America would like to pressurise India, senior Iranian diplomatic sources tell us, But we are getting clear indications that they wont succeed. Iranian confidence stems from a statement by PM Manmohan Singh to parliament on 23rd August that Delhi would work to make it (the pipeline) a reality.

Also encouraging was the outcome of the last Secretary-level meeting between Iran, India and Pakistan in the Delhi office of GAIL on 3rd and 4th August the third meeting at this level. After talks, visiting Iranian deputy oil minister Nejad Hosseinien met oil minister Murli Deora for 30 minutes to make recommendations that would accelerate progress towards an agreement.

Deora, we hear, was aggressive in his support of the project. India has always said that this is a commercial project and should go ahead only if commercial terms can be agreed, says an Iranian source.

We did not expect this (pro-US) conduct from Delhi but it will not affect the pipeline. We have a 3000-year relationship.

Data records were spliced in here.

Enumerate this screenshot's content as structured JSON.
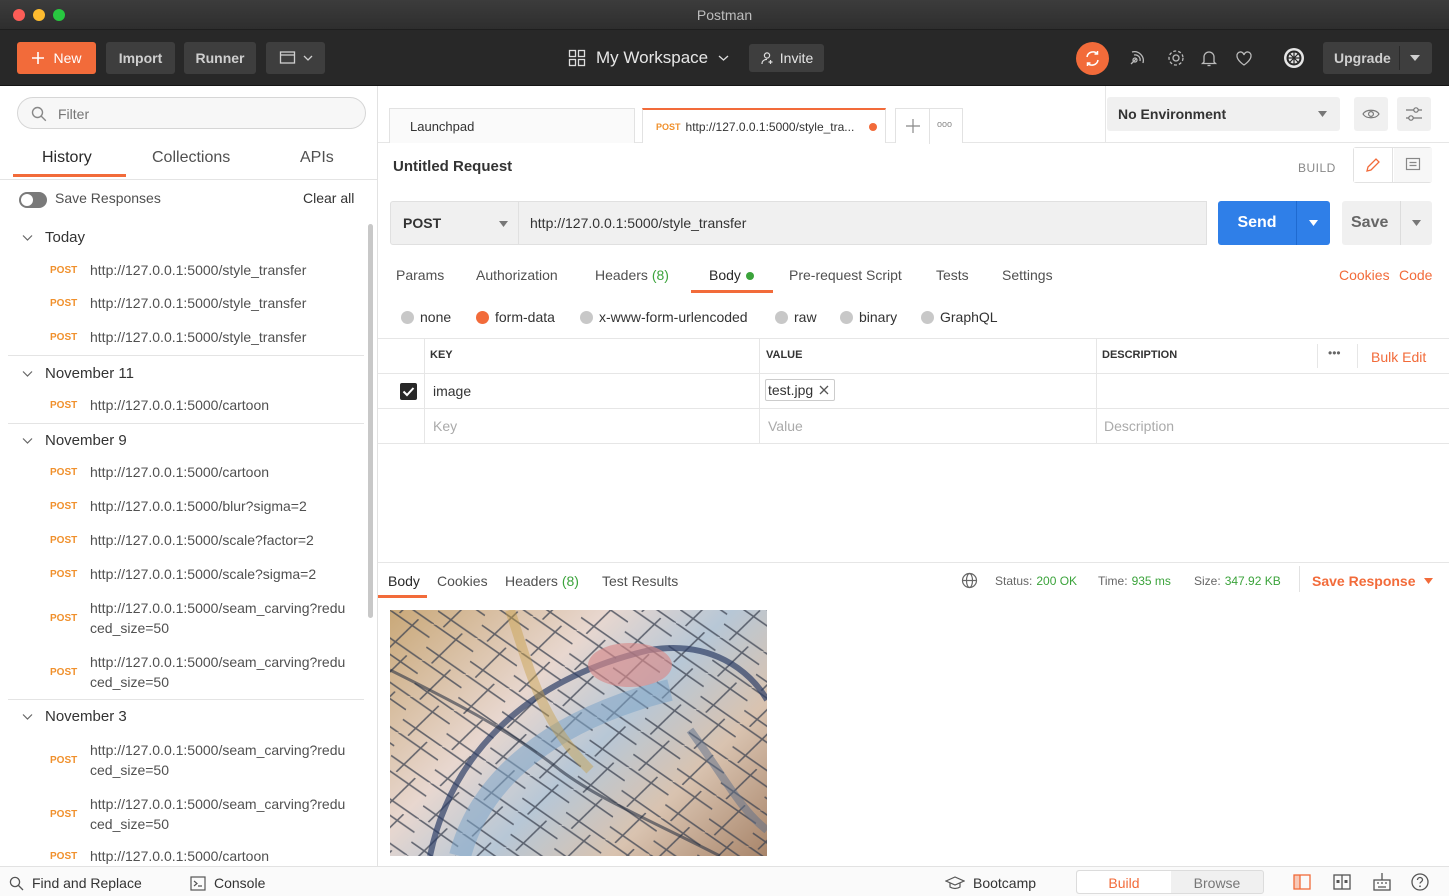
{
  "window": {
    "title": "Postman"
  },
  "header": {
    "new_label": "New",
    "import_label": "Import",
    "runner_label": "Runner",
    "workspace_label": "My Workspace",
    "invite_label": "Invite",
    "upgrade_label": "Upgrade"
  },
  "sidebar": {
    "filter_placeholder": "Filter",
    "tabs": [
      "History",
      "Collections",
      "APIs"
    ],
    "save_responses_label": "Save Responses",
    "clear_all_label": "Clear all",
    "groups": [
      {
        "label": "Today",
        "items": [
          {
            "method": "POST",
            "url": "http://127.0.0.1:5000/style_transfer"
          },
          {
            "method": "POST",
            "url": "http://127.0.0.1:5000/style_transfer"
          },
          {
            "method": "POST",
            "url": "http://127.0.0.1:5000/style_transfer"
          }
        ]
      },
      {
        "label": "November 11",
        "items": [
          {
            "method": "POST",
            "url": "http://127.0.0.1:5000/cartoon"
          }
        ]
      },
      {
        "label": "November 9",
        "items": [
          {
            "method": "POST",
            "url": "http://127.0.0.1:5000/cartoon"
          },
          {
            "method": "POST",
            "url": "http://127.0.0.1:5000/blur?sigma=2"
          },
          {
            "method": "POST",
            "url": "http://127.0.0.1:5000/scale?factor=2"
          },
          {
            "method": "POST",
            "url": "http://127.0.0.1:5000/scale?sigma=2"
          },
          {
            "method": "POST",
            "url1": "http://127.0.0.1:5000/seam_carving?redu",
            "url2": "ced_size=50"
          },
          {
            "method": "POST",
            "url1": "http://127.0.0.1:5000/seam_carving?redu",
            "url2": "ced_size=50"
          }
        ]
      },
      {
        "label": "November 3",
        "items": [
          {
            "method": "POST",
            "url1": "http://127.0.0.1:5000/seam_carving?redu",
            "url2": "ced_size=50"
          },
          {
            "method": "POST",
            "url1": "http://127.0.0.1:5000/seam_carving?redu",
            "url2": "ced_size=50"
          },
          {
            "method": "POST",
            "url": "http://127.0.0.1:5000/cartoon"
          }
        ]
      }
    ]
  },
  "tabs": {
    "launchpad_label": "Launchpad",
    "active_method": "POST",
    "active_label": "http://127.0.0.1:5000/style_tra...",
    "more_label": "ooo"
  },
  "environment": {
    "selected": "No Environment"
  },
  "request": {
    "title": "Untitled Request",
    "build_label": "BUILD",
    "method": "POST",
    "url": "http://127.0.0.1:5000/style_transfer",
    "send_label": "Send",
    "save_label": "Save",
    "subtabs": {
      "params": "Params",
      "authorization": "Authorization",
      "headers": "Headers",
      "headers_count": "(8)",
      "body": "Body",
      "prerequest": "Pre-request Script",
      "tests": "Tests",
      "settings": "Settings"
    },
    "cookies_label": "Cookies",
    "code_label": "Code",
    "body_types": [
      "none",
      "form-data",
      "x-www-form-urlencoded",
      "raw",
      "binary",
      "GraphQL"
    ],
    "body_type_selected": "form-data",
    "table": {
      "headers": {
        "key": "KEY",
        "value": "VALUE",
        "description": "DESCRIPTION"
      },
      "bulk_edit_label": "Bulk Edit",
      "more_label": "•••",
      "rows": [
        {
          "key": "image",
          "value": "test.jpg",
          "checked": true
        }
      ],
      "placeholders": {
        "key": "Key",
        "value": "Value",
        "description": "Description"
      }
    }
  },
  "response": {
    "tabs": {
      "body": "Body",
      "cookies": "Cookies",
      "headers": "Headers",
      "headers_count": "(8)",
      "tests": "Test Results"
    },
    "status_label": "Status:",
    "status_value": "200 OK",
    "time_label": "Time:",
    "time_value": "935 ms",
    "size_label": "Size:",
    "size_value": "347.92 KB",
    "save_response_label": "Save Response"
  },
  "footer": {
    "find_replace_label": "Find and Replace",
    "console_label": "Console",
    "bootcamp_label": "Bootcamp",
    "build_label": "Build",
    "browse_label": "Browse"
  },
  "colors": {
    "accent": "#f26b3a",
    "send": "#2f7fe8",
    "status_ok": "#3ba33b",
    "method_post": "#f0902c"
  }
}
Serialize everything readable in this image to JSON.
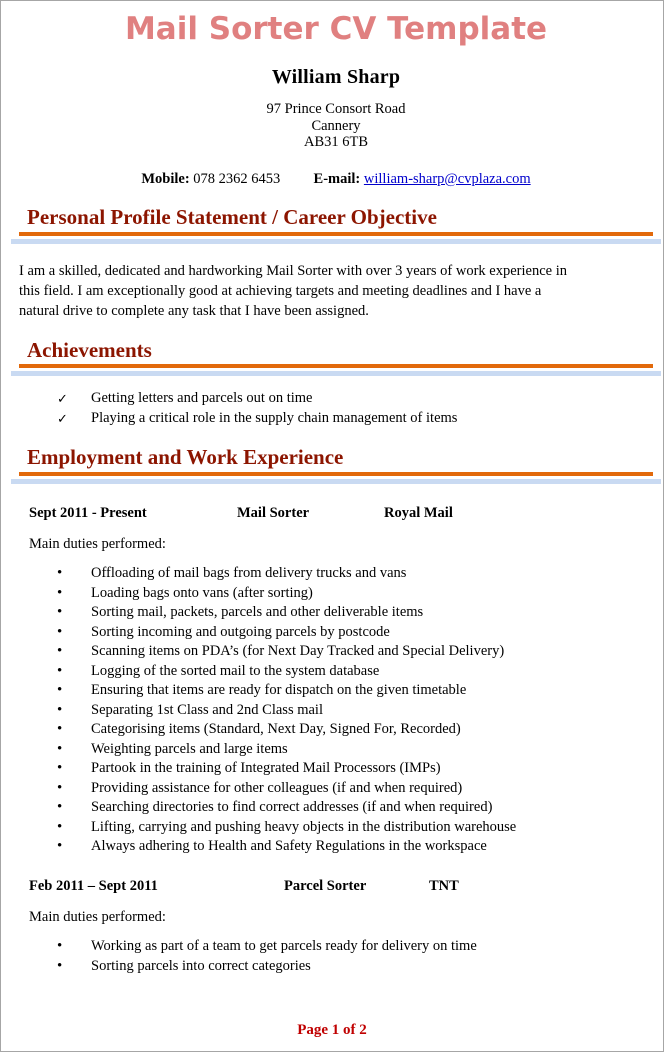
{
  "document": {
    "title": "Mail Sorter CV Template",
    "page_footer": "Page 1 of 2"
  },
  "colors": {
    "title": "#E08080",
    "section_heading": "#8C1500",
    "rule_orange": "#E2690B",
    "rule_blue": "#C9DAF2",
    "link": "#0000CC",
    "footer": "#C00000"
  },
  "personal": {
    "name": "William  Sharp",
    "address_line1": "97 Prince Consort Road",
    "address_line2": "Cannery",
    "address_line3": "AB31 6TB",
    "mobile_label": "Mobile:",
    "mobile_value": "078 2362 6453",
    "email_label": "E-mail:",
    "email_value": "william-sharp@cvplaza.com"
  },
  "sections": {
    "profile": {
      "heading": "Personal Profile Statement / Career Objective",
      "text": "I am a skilled, dedicated and hardworking Mail Sorter with over 3 years of work experience in this field. I am exceptionally good at achieving targets and meeting deadlines and I have a natural drive to complete any task that I have been assigned."
    },
    "achievements": {
      "heading": "Achievements",
      "marker": "✓",
      "items": [
        "Getting letters and parcels out on time",
        "Playing a critical role in the supply chain management of items"
      ]
    },
    "employment": {
      "heading": "Employment and Work Experience",
      "marker": "•",
      "duties_label": "Main duties performed:",
      "jobs": [
        {
          "date": "Sept 2011 - Present",
          "job_title": "Mail Sorter",
          "employer": "Royal Mail",
          "duties_label": "Main duties performed:",
          "duties": [
            "Offloading of mail bags from delivery trucks and vans",
            "Loading bags onto vans (after sorting)",
            "Sorting mail, packets, parcels and other deliverable items",
            "Sorting incoming and outgoing parcels by postcode",
            "Scanning items on PDA’s (for Next Day Tracked and Special Delivery)",
            "Logging of the sorted mail to the system database",
            "Ensuring that items are ready for dispatch on the given timetable",
            "Separating 1st Class and 2nd Class mail",
            "Categorising items (Standard, Next Day, Signed For, Recorded)",
            "Weighting parcels and large items",
            "Partook in the training of Integrated Mail Processors (IMPs)",
            "Providing assistance for other colleagues (if and when required)",
            "Searching directories to find correct addresses (if and when required)",
            "Lifting, carrying and pushing heavy objects in the distribution warehouse",
            "Always adhering to Health and Safety Regulations in the workspace"
          ]
        },
        {
          "date": "Feb 2011 – Sept 2011",
          "job_title": "Parcel Sorter",
          "employer": "TNT",
          "duties_label": "Main duties performed:",
          "duties": [
            "Working as part of a team to get parcels ready for delivery on time",
            "Sorting parcels into correct categories"
          ]
        }
      ]
    }
  }
}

And in such a long relationship there are always ups and downs. This is a down period.

Politics aside, Tehran is excited that India and Pakistan have finally accepted the inevitability of linking the Iranian piped gas price to international prices of LNG, something Delhi has refused until now. Much progress was made during the last meeting, we hear.

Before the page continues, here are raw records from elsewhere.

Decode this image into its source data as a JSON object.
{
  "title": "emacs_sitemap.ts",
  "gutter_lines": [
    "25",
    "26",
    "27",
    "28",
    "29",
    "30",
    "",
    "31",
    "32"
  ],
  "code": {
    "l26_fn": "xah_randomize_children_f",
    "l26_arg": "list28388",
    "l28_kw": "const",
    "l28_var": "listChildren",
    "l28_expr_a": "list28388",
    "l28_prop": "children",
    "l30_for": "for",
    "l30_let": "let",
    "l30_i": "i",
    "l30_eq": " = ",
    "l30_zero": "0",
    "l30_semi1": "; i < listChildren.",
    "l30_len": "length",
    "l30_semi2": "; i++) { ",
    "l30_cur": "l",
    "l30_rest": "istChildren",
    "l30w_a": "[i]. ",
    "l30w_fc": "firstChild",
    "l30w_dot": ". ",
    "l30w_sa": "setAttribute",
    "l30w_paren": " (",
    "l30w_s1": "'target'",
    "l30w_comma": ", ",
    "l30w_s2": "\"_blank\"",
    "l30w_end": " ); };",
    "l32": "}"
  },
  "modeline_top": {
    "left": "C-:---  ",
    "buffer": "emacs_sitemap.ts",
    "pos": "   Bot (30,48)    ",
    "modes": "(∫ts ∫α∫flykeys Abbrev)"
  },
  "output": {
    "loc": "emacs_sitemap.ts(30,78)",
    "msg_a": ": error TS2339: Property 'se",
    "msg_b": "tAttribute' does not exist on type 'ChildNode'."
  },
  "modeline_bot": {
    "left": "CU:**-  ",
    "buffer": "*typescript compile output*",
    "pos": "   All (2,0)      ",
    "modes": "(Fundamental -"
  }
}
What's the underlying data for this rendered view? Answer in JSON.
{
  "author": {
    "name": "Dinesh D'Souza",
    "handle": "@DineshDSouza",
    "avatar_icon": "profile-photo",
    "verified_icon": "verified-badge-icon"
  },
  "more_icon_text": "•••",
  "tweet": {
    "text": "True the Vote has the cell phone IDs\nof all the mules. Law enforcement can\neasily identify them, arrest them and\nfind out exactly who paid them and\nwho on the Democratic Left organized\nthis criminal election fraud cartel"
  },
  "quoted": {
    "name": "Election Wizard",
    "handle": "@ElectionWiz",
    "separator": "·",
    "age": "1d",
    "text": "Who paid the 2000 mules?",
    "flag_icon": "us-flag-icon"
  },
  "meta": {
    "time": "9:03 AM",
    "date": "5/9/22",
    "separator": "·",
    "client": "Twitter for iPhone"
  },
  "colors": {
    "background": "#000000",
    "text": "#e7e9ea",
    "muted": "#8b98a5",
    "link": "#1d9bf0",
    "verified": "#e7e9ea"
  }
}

India and Pakistan for the first time agreed that the price should be linked to the international price, possibly Brent. But Iranian relief at Indias about-turn is overshadowed by frustration at the snails pace of talks.

During the first (Secretary-level) round in Tehran India and Pakistan refused to pay more than $2.25 per mmbtu; in the second round in Islamabad they offered $4.25; in the third round in Delhi they agreed to international prices. This is wasting time.

If they had agreed this from the beginning construction could have begun by now.